We compared five deterministic (exact, Stenger, Ocampo 1, Ocampo 2, and Bosh) and two probabilistic record linkage algorithms (fastLink and beta record linkage [BRL]) using simulations and a real-world scenario. We simulated pairs of datasets with varying numbers of errors per record and the number of matching records between the two datasets (ie, overlap). We matched the datasets using each algorithm and calculated their recall (ie, sensitivity, the proportion of true matches identified by the algorithm) and precision (ie, positive predictive value, the proportion of matches identified by the algorithm that were true matches). We estimated the average computation time by performing a match with each algorithm 20 times while varying the size of the datasets being matched. In a real-world scenario, HIV and sexually transmitted disease surveillance data from King County, Washington, were matched to identify people living with HIV who had a syphilis diagnosis in 2017. We calculated the recall and precision of each algorithm compared with a composite standard based on the agreement in matching decisions across all the algorithms and manual review.
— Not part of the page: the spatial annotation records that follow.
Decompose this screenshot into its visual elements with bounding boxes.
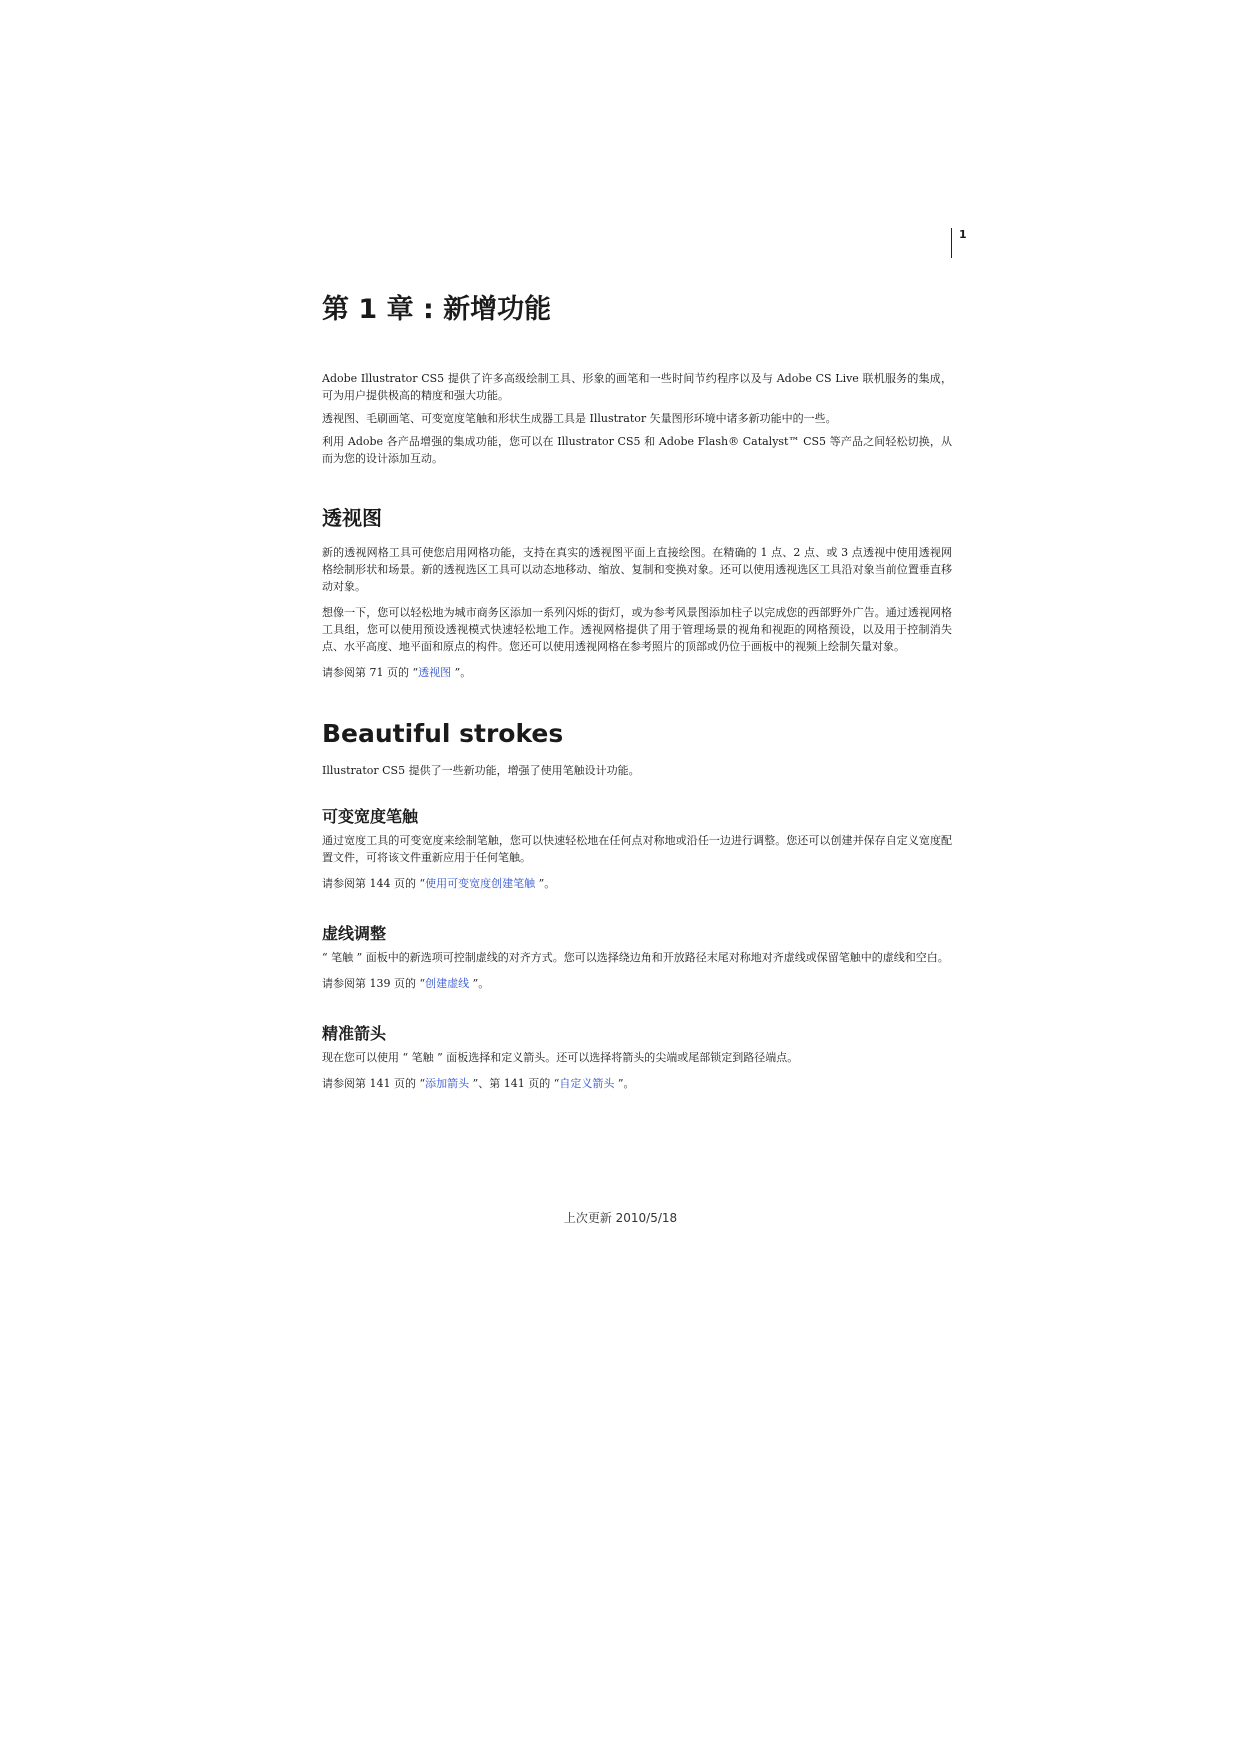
chapter-title: 第 1 章 : 新增功能 — [322, 294, 552, 325]
link-dashes[interactable]: 创建虚线 — [425, 977, 470, 990]
link-custom-arrows[interactable]: 自定义箭头 — [559, 1077, 615, 1090]
variable-width-see-also — [322, 875, 952, 892]
arrows-see-also — [322, 1075, 952, 1092]
link-add-arrows[interactable]: 添加箭头 — [425, 1077, 470, 1090]
perspective-paragraph-2: 想像一下，您可以轻松地为城市商务区添加一系列闪烁的街灯，或为参考风景图添加柱子以完成您的西部野外广告。通过透视网格工具组，您可以使用预设透视模式快速轻松地工作。透视网格提供了用于管理场景的视角和视距的网格预设，以及用于控制消失点、水平高度、地平面和原点的构件。您还可以使用透视网格在参考照片的顶部或仍位于画板中的视频上绘制矢量对象。 — [322, 606, 952, 653]
section-heading-strokes: Beautiful strokes — [322, 719, 564, 748]
see-also-middle: ”、第 141 页的 “ — [469, 1077, 560, 1090]
perspective-paragraph-1: 新的透视网格工具可使您启用网格功能，支持在真实的透视图平面上直接绘图。在精确的 1 点、2 点、或 3 点透视中使用透视网格绘制形状和场景。新的透视选区工具可以动态地移动、缩放、复制和变换对象。还可以使用透视选区工具沿对象当前位置垂直移动对象。 — [322, 546, 952, 593]
strokes-intro: Illustrator CS5 提供了一些新功能，增强了使用笔触设计功能。 — [322, 764, 640, 777]
page-content — [322, 292, 952, 1101]
section-heading-perspective: 透视图 — [322, 506, 382, 530]
variable-width-text: 通过宽度工具的可变宽度来绘制笔触，您可以快速轻松地在任何点对称地或沿任一边进行调整。您还可以创建并保存自定义宽度配置文件，可将该文件重新应用于任何笔触。 — [322, 834, 952, 864]
see-also-suffix: ”。 — [614, 1077, 635, 1090]
see-also-prefix: 请参阅第 71 页的 “ — [322, 666, 419, 679]
perspective-see-also — [322, 664, 952, 681]
dashes-text: “ 笔触 ” 面板中的新选项可控制虚线的对齐方式。您可以选择绕边角和开放路径末尾对称地对齐虚线或保留笔触中的虚线和空白。 — [322, 951, 949, 964]
page-number: 1 — [959, 228, 967, 241]
footer-last-updated: 上次更新 2010/5/18 — [563, 1211, 678, 1225]
dashes-see-also — [322, 975, 952, 992]
intro-paragraph-1: Adobe Illustrator CS5 提供了许多高级绘制工具、形象的画笔和一些时间节约程序以及与 Adobe CS Live 联机服务的集成，可为用户提供极高的精度和强大功能。 — [322, 372, 952, 402]
arrows-text: 现在您可以使用 “ 笔触 ” 面板选择和定义箭头。还可以选择将箭头的尖端或尾部锁定到路径端点。 — [322, 1051, 799, 1064]
see-also-prefix: 请参阅第 144 页的 “ — [322, 877, 426, 890]
intro-paragraph-3: 利用 Adobe 各产品增强的集成功能，您可以在 Illustrator CS5 和 Adobe Flash® Catalyst™ CS5 等产品之间轻松切换，从而为您的设计添加互动。 — [322, 435, 952, 465]
see-also-suffix: ”。 — [535, 877, 556, 890]
intro-paragraph-2: 透视图、毛刷画笔、可变宽度笔触和形状生成器工具是 Illustrator 矢量图形环境中诸多新功能中的一些。 — [322, 412, 837, 425]
subheading-arrows: 精准箭头 — [322, 1024, 387, 1043]
link-perspective[interactable]: 透视图 — [418, 666, 452, 679]
page-marker-line — [951, 228, 952, 258]
see-also-suffix: ”。 — [451, 666, 472, 679]
see-also-suffix: ”。 — [469, 977, 490, 990]
link-variable-width[interactable]: 使用可变宽度创建笔触 — [425, 877, 536, 890]
subheading-dashes: 虚线调整 — [322, 924, 387, 943]
subheading-variable-width: 可变宽度笔触 — [322, 807, 419, 826]
see-also-prefix: 请参阅第 139 页的 “ — [322, 977, 426, 990]
see-also-prefix: 请参阅第 141 页的 “ — [322, 1077, 426, 1090]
In simulations, BRL and fastLink maintained a high recall at nearly all data quality levels, while being comparable with deterministic algorithms in terms of precision. Deterministic algorithms typically failed to identify matches in scenarios with low data quality. All the deterministic algorithms had a shorter average computation time than the probabilistic algorithms. BRL had the slowest overall computation time (14 min when both datasets contained 2000 records). In the real-world scenario, BRL had the lowest trade-off between recall (309/309, 100.0%) and precision (309/312, 99.0%).
Probabilistic record linkage algorithms maximize the number of true matches identified, reducing gaps in the coverage of interventions and maximizing the reach of public health action.
许多公共卫生部门使用监测数据与外部数据源之间的记录链接来为公共卫生干预措施提供信息。然而,几乎没有指导来为这些活动提供信息,而且许多卫生部门依赖于可能错过许多真实匹配的确定性算法。在公共卫生行动的背景下,这些错过的匹配会导致错失提供干预措施的机会,并可能加剧现有的健康不平等。
本研究旨在比较公共卫生实践中常用的记录链接算法的性能。
我们使用模拟和现实场景比较了五种确定性(精确、Stenger、Ocampo1、Ocampo2 和 Bosh)和两种概率性记录链接算法(fastLink 和 beta 记录链接[BRL])。我们模拟了具有不同记录错误数量和两个数据集之间匹配记录数量(即重叠)的数据集对。我们使用每个算法匹配数据集,并计算它们的召回率(即灵敏度,算法识别的真实匹配的比例)和精度(即阳性预测值,算法识别的匹配中真实匹配的比例)。我们通过对每个算法执行 20 次匹配,同时改变要匹配的数据集的大小,来估计平均计算时间。在现实场景中,华盛顿州金县的艾滋病毒和性传播疾病监测数据被匹配,以确定在 2017 年患有梅毒诊断的艾滋病毒感染者。我们计算了每个算法与基于所有算法匹配决策一致性的综合标准以及手动审查的召回率和精度。
在模拟中,BRL 和 fastLink 在几乎所有数据质量水平下都保持高召回率,同时在精度方面与确定性算法相当。在数据质量较低的情况下,确定性算法通常无法识别匹配。所有确定性算法的平均计算时间都比概率性算法短。BRL 的整体计算时间最慢(当两个数据集都包含 2000 条记录时,需要 14 分钟)。在现实场景中,BRL 在召回率(309/309,100.0%)和精度(309/312,99.0%)之间的权衡最低。
概率性记录链接算法最大限度地提高了识别的真实匹配数量,减少了干预措施覆盖范围的差距,并最大限度地扩大了公共卫生行动的范围。